Naples et Benfica en huitièmes, le Besiktas sombre à Kiev

 

Naples et le Benfica Lisbonne ont rejoint les huitièmes de finale de Ligue des champions, en finissant respectivement à la première et à la deuxième place du groupe B, suite à la victoire des Italiens à Lisbonne (2-1). Le Besiktas, qui rêvait d'une qualification, a sombré à Kiev (0-6), accablé par une erreur d'arbitrage qui a tout changé.

L'indécision totale du groupe B s'est vite dissipée mardi soir. Le Besiktas, qui devait s'imposer sur la pelouse du Dynamo Kiev pour espérer voir les huitièmes - quel que soit le résultat de Benfica-Naples - a vécu une soirée cauchemardesque en Ukraine (0-6). Assuré de terminer à la dernière place du groupe, avec seulement deux points glanés lors des cinq dernières journées, le Dynamo Kiev a assommé les Turcs avec quatre buts en 45 minutes, et l'aide du corps arbitral.

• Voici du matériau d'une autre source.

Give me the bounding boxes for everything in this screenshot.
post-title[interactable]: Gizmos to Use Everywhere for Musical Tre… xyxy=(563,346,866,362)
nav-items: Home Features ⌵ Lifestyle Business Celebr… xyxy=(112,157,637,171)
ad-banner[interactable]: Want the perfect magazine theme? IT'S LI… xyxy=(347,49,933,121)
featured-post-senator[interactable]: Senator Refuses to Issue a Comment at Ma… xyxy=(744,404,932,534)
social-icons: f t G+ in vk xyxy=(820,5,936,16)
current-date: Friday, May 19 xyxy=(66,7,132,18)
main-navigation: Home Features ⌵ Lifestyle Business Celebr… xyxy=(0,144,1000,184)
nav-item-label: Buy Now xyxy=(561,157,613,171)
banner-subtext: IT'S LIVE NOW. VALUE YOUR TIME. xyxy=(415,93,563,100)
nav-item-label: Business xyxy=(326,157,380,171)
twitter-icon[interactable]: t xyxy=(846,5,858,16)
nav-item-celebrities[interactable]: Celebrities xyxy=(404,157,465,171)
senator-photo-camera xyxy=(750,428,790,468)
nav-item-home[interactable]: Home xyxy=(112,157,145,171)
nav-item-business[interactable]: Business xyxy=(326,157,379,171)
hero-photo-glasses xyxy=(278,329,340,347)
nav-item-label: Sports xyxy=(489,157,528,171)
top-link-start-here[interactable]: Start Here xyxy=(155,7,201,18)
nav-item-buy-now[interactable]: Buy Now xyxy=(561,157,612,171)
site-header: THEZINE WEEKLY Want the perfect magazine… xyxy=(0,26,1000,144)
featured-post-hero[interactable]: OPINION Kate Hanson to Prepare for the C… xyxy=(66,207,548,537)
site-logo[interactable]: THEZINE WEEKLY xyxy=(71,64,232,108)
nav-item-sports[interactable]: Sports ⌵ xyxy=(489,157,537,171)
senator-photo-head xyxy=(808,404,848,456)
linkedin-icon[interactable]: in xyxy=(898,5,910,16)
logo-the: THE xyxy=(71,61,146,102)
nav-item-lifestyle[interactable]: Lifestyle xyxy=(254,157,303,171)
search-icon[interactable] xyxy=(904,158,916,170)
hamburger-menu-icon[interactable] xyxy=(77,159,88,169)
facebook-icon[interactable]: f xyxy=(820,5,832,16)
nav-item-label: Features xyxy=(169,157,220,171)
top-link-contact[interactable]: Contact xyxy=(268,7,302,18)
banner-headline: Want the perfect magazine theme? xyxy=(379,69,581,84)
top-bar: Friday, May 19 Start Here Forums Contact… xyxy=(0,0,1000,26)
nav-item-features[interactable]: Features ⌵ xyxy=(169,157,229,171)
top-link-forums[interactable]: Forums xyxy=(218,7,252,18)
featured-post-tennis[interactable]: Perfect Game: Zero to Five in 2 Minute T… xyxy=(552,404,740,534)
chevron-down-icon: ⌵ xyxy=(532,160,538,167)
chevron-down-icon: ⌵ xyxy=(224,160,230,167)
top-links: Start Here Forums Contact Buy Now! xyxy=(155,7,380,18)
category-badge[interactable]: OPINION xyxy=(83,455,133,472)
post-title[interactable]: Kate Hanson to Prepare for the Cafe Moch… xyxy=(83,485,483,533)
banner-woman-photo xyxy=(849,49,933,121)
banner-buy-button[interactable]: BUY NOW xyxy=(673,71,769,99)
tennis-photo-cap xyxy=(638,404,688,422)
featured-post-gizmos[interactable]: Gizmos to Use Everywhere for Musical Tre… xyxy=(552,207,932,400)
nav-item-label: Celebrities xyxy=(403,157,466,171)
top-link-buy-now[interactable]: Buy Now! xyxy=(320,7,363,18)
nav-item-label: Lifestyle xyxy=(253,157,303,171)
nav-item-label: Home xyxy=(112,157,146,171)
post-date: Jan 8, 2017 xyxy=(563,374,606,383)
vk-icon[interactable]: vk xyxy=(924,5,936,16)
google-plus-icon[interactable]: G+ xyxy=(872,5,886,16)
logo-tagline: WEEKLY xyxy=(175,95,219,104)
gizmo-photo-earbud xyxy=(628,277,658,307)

Double peine litigieuse et fatale au Besiktas

Besedin a ouvert le score, en reprenant à bout portant un centre fort de Yarmolenko, qui a profité de l'apathie des Turcs pour s'échapper côté droit (9e), et délivrer sa première passe décisive en C1 cette saison. Le Besiktas a réagi quand Olcay Sahan a servi Aboubakar dont la frappe a frôlé le poteau gauche (25e). Mais la partie a basculé quand Andreas Beck a été exclu directement pour une faute en tant que dernier défenseur sur Gonzalez (29e). Une décision très discutable, car le ralenti semble plutôt montrer une faute de l'attaquant de Kiev. M.Thomson a suivi l'avis de son arbitre de touche, et a donné un penalty au Dynamo, alors que la faute semblait plutôt à l'entrée de la surface. Une double peine terrible, dont Yarmolenko a profité pour transformer le penalty (30e).

Le Besiktas, écœuré, a rapidement encaissé un troisième but, quand Buyalskyi a profité d'une relance totalement manquée de Tosic (32e). Derlis Gonzalez a ajouté sa touche juste avant la pause, sur la deuxième passe décisive de Yarmolenko (45e+2). Gunes, visage noir et stoïque dans sa zone technique, n'est même pas sorti de ses gonds quand Aboubakar a, à son tour, été expulsé, pour un geste idiot (un ballon balancé en tribunes, 56e). Sydorchuk a ajouté un cinquième but (60e) et Moraes, tout juste entré, un sixième (79e). Le Besiktas, terminant à neuf et dépité, devra encore patienter avant de voir les huitièmes de finale, et se contentera de la Ligue Europa.

L'entrée de Mertens valide la première place de Naples

Le cauchemar de Besiktas a profité à Benfica et Naples. Mais même débarrassés rapidement de la menace des Turcs, l'affrontement entre les deux favoris du groupe B n'a pas été aussi explosif qu'à l'aller (4-2 pour Naples), avec beaucoup de déchet, dès l'entame. La première alerte a été napolitaine, avec une parade énorme d'Ederson sur une frappe de Hamsik, suite à une incursion d'Insigne côté gauche (21e). Les occasions de Guedes (22e) et Salvio (24e) pour le Benfica n'ont pas permis de calmer la légère domination italienne. Ederson a sorti un nouvel arrêt superbe sur une tentative de Callejon (35e) puis d'une sortie pleine d'assurance devant Gabbiadini (36e).

Après des nouvelles frappes très dangereuses de Gabbiadini (47e) et Callejon (49e), le Napoli a fini par trouver l'ouverture. Lancé par Mertens, tout juste entré en jeu, Callejon a pris de vitesse Lindelöf plein axe, avant de piquer le ballon au-dessus d'Ederson (60e). Sa 10e réalisation en C1, la première cette saison. Mertens, déjà double buteur contre les Lisboètes à l'aller, a encore été décisif, en marquant le but du break, après avoir mis au supplice Luisao (79e). Et dire que Sarri l'avait laissé sur le banc au coup d'envoi... La réduction du score de Jimenez (87e) n'a rien changé (1-2).